Characterizing dark matter at the LHC in Drell-Yan events

TL;DR

This paper explores how spectral features in LHC dileptonic events can reveal dark matter properties and mediator characteristics using simplified models, with constraints comparable to other detection methods.

Contribution

It demonstrates how invariant mass and scattering angle distributions can identify dark matter properties and mediator quantum numbers in Drell-Yan events.

Findings

Scattering angle distributions can provide strong bounds on dark matter models.

Spectral features can distinguish dark matter properties such as spin and self-conjugation.
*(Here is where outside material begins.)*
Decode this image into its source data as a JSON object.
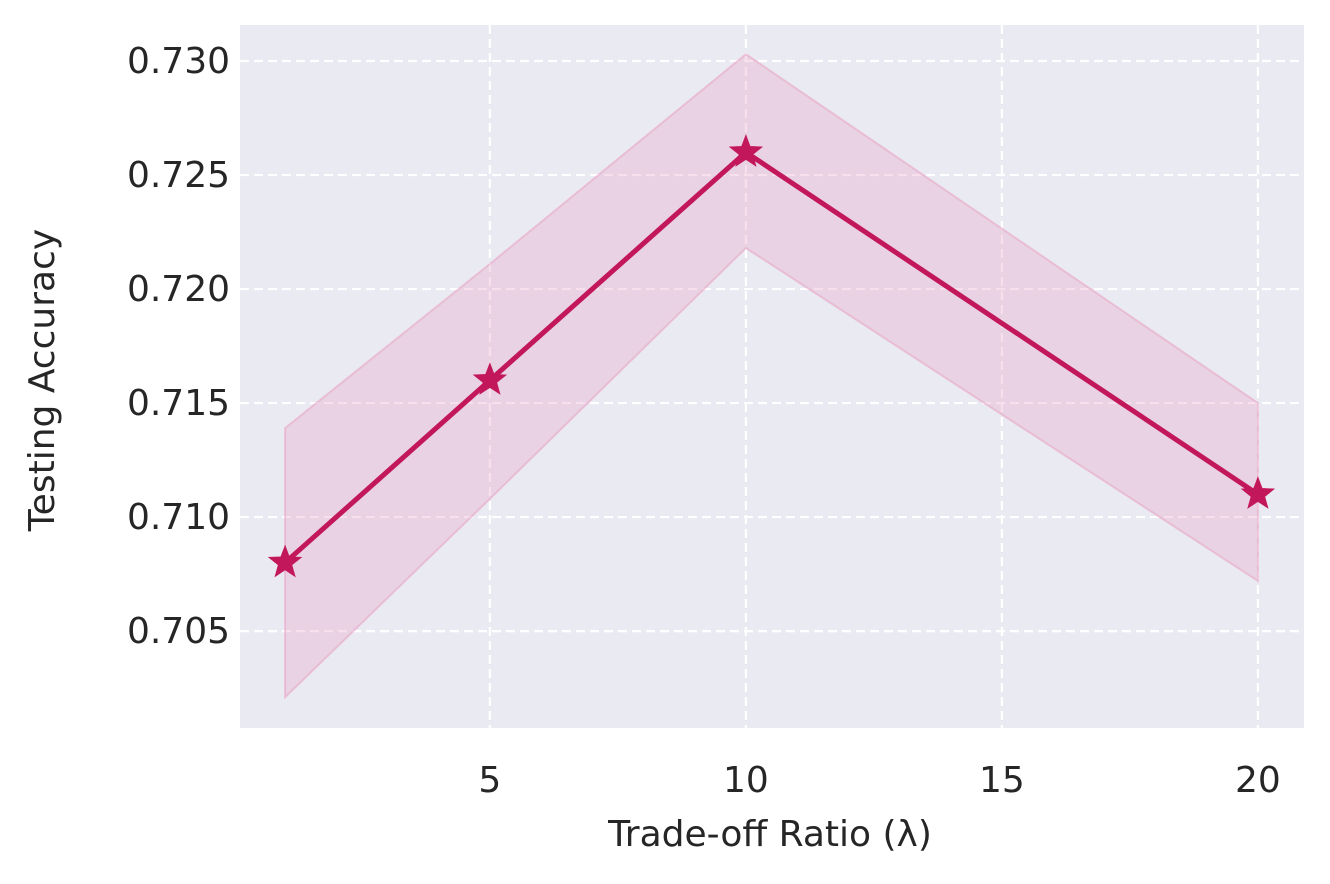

Constraints from LHC are competitive with direct detection and jet + missing energy searches.

Abstract

Spectral features in LHC dileptonic events may signal radiative corrections coming from new degrees of freedom, notably dark matter and mediators. Using simplified models, we show how these features can reveal the fundamental properties of the dark sector, such as self-conjugation, spin and mass of dark matter, and the quantum numbers of the mediator. Distributions of both the invariant mass $m_{\ell \ell}$ and the Collins-Soper scattering angle $cos\theta_{CS}$ are studied to pinpoint these properties. We derive constraints on the models from LHC measurements of $m_{\ell \ell}$ and $cos\theta_{CS}$, which are competitive with direct detection and jets + Missing Energy searches. We find that in certain scenarios the $cos\theta_{CS}$ spectrum provides the strongest bounds, underlying the importance of scattering angle measurements for non-resonant new physics.